Second fundamental difference: The concessions were under the stands, but there were no windows, and the concessions weren’t even visible on a cursory look. No smoking in the stadium meant the people were drinking and surly…
Third fundamental difference: The fans are as rowdy, if not more rowdy, than American fans. Penn Staters are proud of their “Zombie Bounce.” Wisconsin has it’s 4th quarter “Jump Around.” Illinois does… whatever the hell it is they do to stimulate their brains to some form of activity. The hooligans- the top fans, for whom cheerleaders are an insult- sing. Actually, it’s more accurately described this way: They sing, in unison, the first verse of a fight song, usually pointing and taunting the opponent’s (other side’s) fans. The second verse follows on time, and they start swaying while maintaining the tempo, pitch, and clarity of the singing. Verse three they sway at quadruple time while maintaining the song. Verse four they are jumping at the quadruple tempo, waving scarves, and punctuating their zeal with a highly emotional final chorus. I watch the fans trade this back and forth, not continuously, but half the match at least. As I understand it, these fans are considered tame compared to the other leagues.
The game (match) was a considerable challenge (test) to the home team (side), the visitors (away side) were acknowledged as a quality organization (club), and the current players (lads) were struggling. The teams were the Cardiff City Blue Birds (royal blue uniforms with white and yellow) and the Wolverhampton Wanderers (also the Wolves, and they are orange and black). The action was quick right off the start.
For those of you that don’t like soccer for any variety of reasons, I would suggest you need to let go of your sports ADD. These guys beat the hell out of each other just going for the ball. Offside in soccer is actually quite easy to understand, like it is easy to understand in hockey or football. Ties are considered quite honorable everywhere in the world but the States, which only goes to reinforce the stereotype of spoiled, whiny rich dullards.
The constant motion of the game done by real pros is hypnotic, and halftime in this game came at a time that just felt right. The Wolves scored first, but the Blue Birds scored within 2 minutes to tie up and got a penalty kick 5 minutes after that, which turned the place electric. It was awesome to see and hear 14,000 lose their minds. The home side hooligans didn’t shop shaking and bouncing for a solid 5 minutes after the second goal.
Halftime was a flurry of activity that was almost carnival like. In one place on the field (pitch), there was the 6-7 year olds playing a mini-match; in another, a man and woman that had won the “you have the special program” contest were eating an Italian meal, being serenaded by four Italian men, while they ate; in another portion, they had a “Score-O” Shed wherein if you kicked the ball into the shed, you won 20 pounds and an autographed jersey (I wonder if they got the shed from Arthur “Two Sheds” Jackson (Ack! Another Month Python reference!))

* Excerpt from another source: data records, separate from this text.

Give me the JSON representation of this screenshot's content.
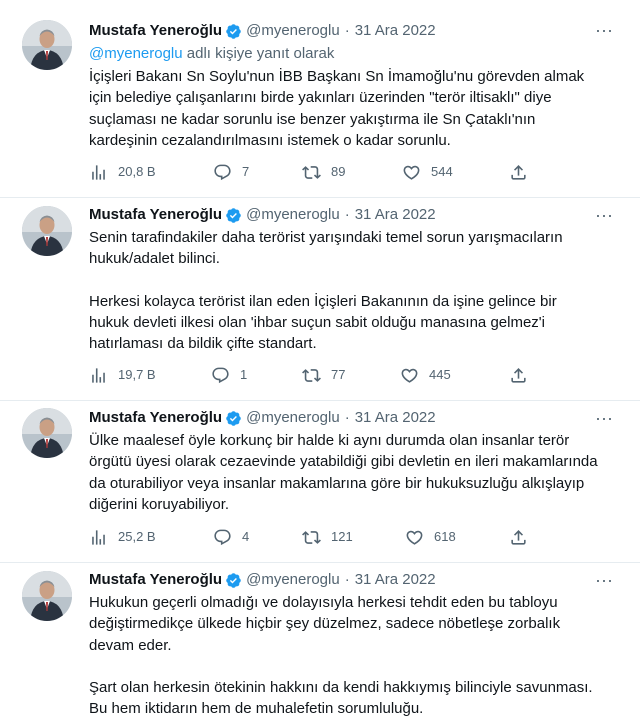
{
  "tweets": [
    {
      "name": "Mustafa Yeneroğlu",
      "handle": "@myeneroglu",
      "date": "31 Ara 2022",
      "reply_mention": "@myeneroglu",
      "reply_suffix": " adlı kişiye yanıt olarak",
      "text": "İçişleri Bakanı Sn Soylu'nun İBB Başkanı Sn İmamoğlu'nu görevden almak\niçin belediye çalışanlarını birde yakınları üzerinden \"terör iltisaklı\" diye\nsuçlaması ne kadar sorunlu ise benzer yakıştırma ile Sn Çataklı'nın\nkardeşinin cezalandırılmasını istemek o kadar sorunlu.",
      "views": "20,8 B",
      "replies": "7",
      "retweets": "89",
      "likes": "544"
    },
    {
      "name": "Mustafa Yeneroğlu",
      "handle": "@myeneroglu",
      "date": "31 Ara 2022",
      "text": "Senin tarafindakiler daha terörist yarışındaki temel sorun yarışmacıların\nhukuk/adalet bilinci.\n\nHerkesi kolayca terörist ilan eden İçişleri Bakanının da işine gelince bir\nhukuk devleti ilkesi olan 'ihbar suçun sabit olduğu manasına gelmez'i\nhatırlaması da bildik çifte standart.",
      "views": "19,7 B",
      "replies": "1",
      "retweets": "77",
      "likes": "445"
    },
    {
      "name": "Mustafa Yeneroğlu",
      "handle": "@myeneroglu",
      "date": "31 Ara 2022",
      "text": "Ülke maalesef öyle korkunç bir halde ki aynı durumda olan insanlar terör\nörgütü üyesi olarak cezaevinde yatabildiği gibi devletin en ileri makamlarında\nda oturabiliyor veya insanlar makamlarına göre bir hukuksuzluğu alkışlayıp\ndiğerini koruyabiliyor.",
      "views": "25,2 B",
      "replies": "4",
      "retweets": "121",
      "likes": "618"
    },
    {
      "name": "Mustafa Yeneroğlu",
      "handle": "@myeneroglu",
      "date": "31 Ara 2022",
      "text": "Hukukun geçerli olmadığı ve dolayısıyla herkesi tehdit eden bu tabloyu\ndeğiştirmedikçe ülkede hiçbir şey düzelmez, sadece nöbetleşe zorbalık\ndevam eder.\n\nŞart olan herkesin ötekinin hakkını da kendi hakkıymış bilinciyle savunması.\nBu hem iktidarın hem de muhalefetin sorumluluğu."
    }
  ],
  "icons": {
    "verified": "verified-badge-icon",
    "views": "bar-chart-icon",
    "reply": "speech-bubble-icon",
    "retweet": "retweet-arrows-icon",
    "like": "heart-icon",
    "share": "share-upload-icon",
    "more": "more-dots-icon"
  },
  "colors": {
    "accent": "#1d9bf0",
    "muted": "#536471",
    "text": "#0f1419"
  }
}
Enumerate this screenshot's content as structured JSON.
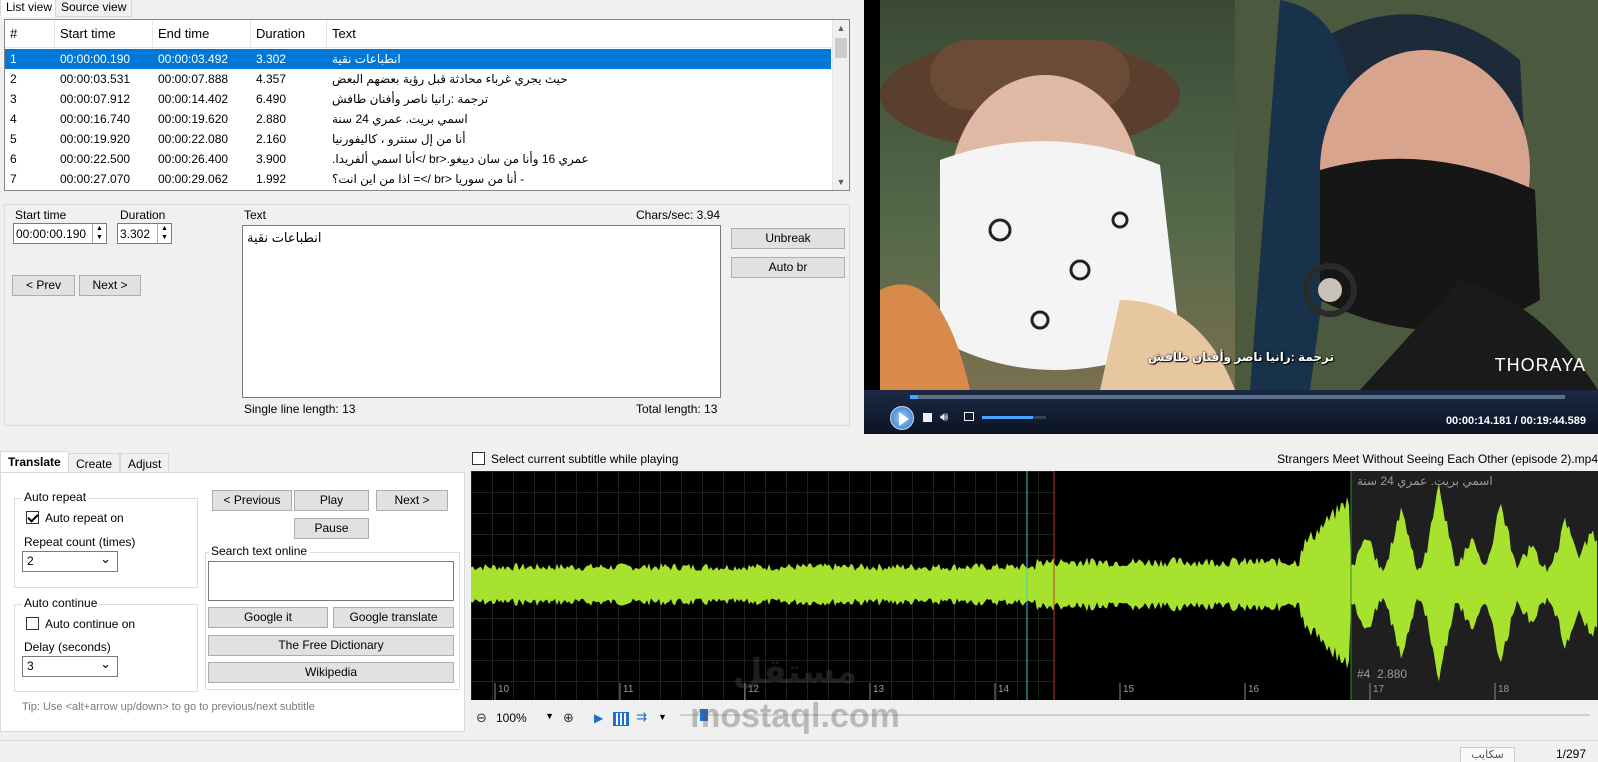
{
  "top_tabs": [
    "List view",
    "Source view"
  ],
  "grid": {
    "columns": [
      "#",
      "Start time",
      "End time",
      "Duration",
      "Text"
    ],
    "rows": [
      {
        "num": "1",
        "start": "00:00:00.190",
        "end": "00:00:03.492",
        "duration": "3.302",
        "text": "انطباعات نقية"
      },
      {
        "num": "2",
        "start": "00:00:03.531",
        "end": "00:00:07.888",
        "duration": "4.357",
        "text": "حيث يجري غرباء محادثة قبل رؤية بعضهم البعض"
      },
      {
        "num": "3",
        "start": "00:00:07.912",
        "end": "00:00:14.402",
        "duration": "6.490",
        "text": "ترجمة :رانيا ناصر وأفنان طافش"
      },
      {
        "num": "4",
        "start": "00:00:16.740",
        "end": "00:00:19.620",
        "duration": "2.880",
        "text": "اسمي بريت.  عمري 24 سنة"
      },
      {
        "num": "5",
        "start": "00:00:19.920",
        "end": "00:00:22.080",
        "duration": "2.160",
        "text": "أنا من إل سنترو ، كاليفورنيا"
      },
      {
        "num": "6",
        "start": "00:00:22.500",
        "end": "00:00:26.400",
        "duration": "3.900",
        "text": "عمري 16 وأنا من سان دييغو.<br />أنا اسمي ألفريدا."
      },
      {
        "num": "7",
        "start": "00:00:27.070",
        "end": "00:00:29.062",
        "duration": "1.992",
        "text": "- أنا من سوريا <br />= اذا من اين انت؟"
      }
    ]
  },
  "editor": {
    "start_time_label": "Start time",
    "start_time_value": "00:00:00.190",
    "duration_label": "Duration",
    "duration_value": "3.302",
    "text_label": "Text",
    "chars_sec": "Chars/sec: 3.94",
    "text_value": "انطباعات نقية",
    "single_line_length": "Single line length: 13",
    "total_length": "Total length: 13",
    "prev": "< Prev",
    "next": "Next >",
    "unbreak": "Unbreak",
    "auto_br": "Auto br"
  },
  "video": {
    "subtitle": "ترجمة :رانيا ناصر وأفنان طافش",
    "watermark": "THORAYA",
    "time": "00:00:14.181 / 00:19:44.589",
    "progress_fraction": 0.012,
    "volume_fraction": 0.8
  },
  "bottom_tabs": [
    "Translate",
    "Create",
    "Adjust"
  ],
  "translate": {
    "auto_repeat_title": "Auto repeat",
    "auto_repeat_on": "Auto repeat on",
    "repeat_count_label": "Repeat count (times)",
    "repeat_count_value": "2",
    "auto_continue_title": "Auto continue",
    "auto_continue_on": "Auto continue on",
    "delay_label": "Delay (seconds)",
    "delay_value": "3",
    "previous": "< Previous",
    "play": "Play",
    "next": "Next >",
    "pause": "Pause",
    "search_online_label": "Search text online",
    "google_it": "Google it",
    "google_translate": "Google translate",
    "free_dictionary": "The Free Dictionary",
    "wikipedia": "Wikipedia",
    "tip": "Tip: Use <alt+arrow up/down> to go to previous/next subtitle"
  },
  "waveform": {
    "select_current": "Select current subtitle while playing",
    "filename": "Strangers Meet Without Seeing Each Other (episode 2).mp4",
    "subtitle_text": "اسمي بريت. عمري 24 سنة",
    "subtitle_info": "#4  2.880",
    "ticks": [
      "10",
      "11",
      "12",
      "13",
      "14",
      "15",
      "16",
      "17",
      "18"
    ],
    "zoom": "100%"
  },
  "status": {
    "skype": "سكايب",
    "count": "1/297"
  },
  "watermark_logo": "مستقل mostaql.com",
  "colors": {
    "accent": "#0078d7",
    "wave": "#a6e22e",
    "selected_region": "#2a2a2a"
  }
}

The second half proved that, no matter what the sport, when you play not to lose, you inevitably lose. The home team played a tepid second half- for those of you that know or understand soccer, the midfield slowly broke down over the half- and the other team eventually put two in the net to take the lead. Of course, that’s when the home team started playing with energy. And I saw in soccer something I’d never seen except in hockey- they pulled the goalie!!! Except instead of leaving the field, he ran up into the offensive zone!!! And took a shot on net!!!
The game ended, a disappointment for the home team, and leaving the stadium was like walking into a giant smoking lounge. I eventually made it home and started typing this.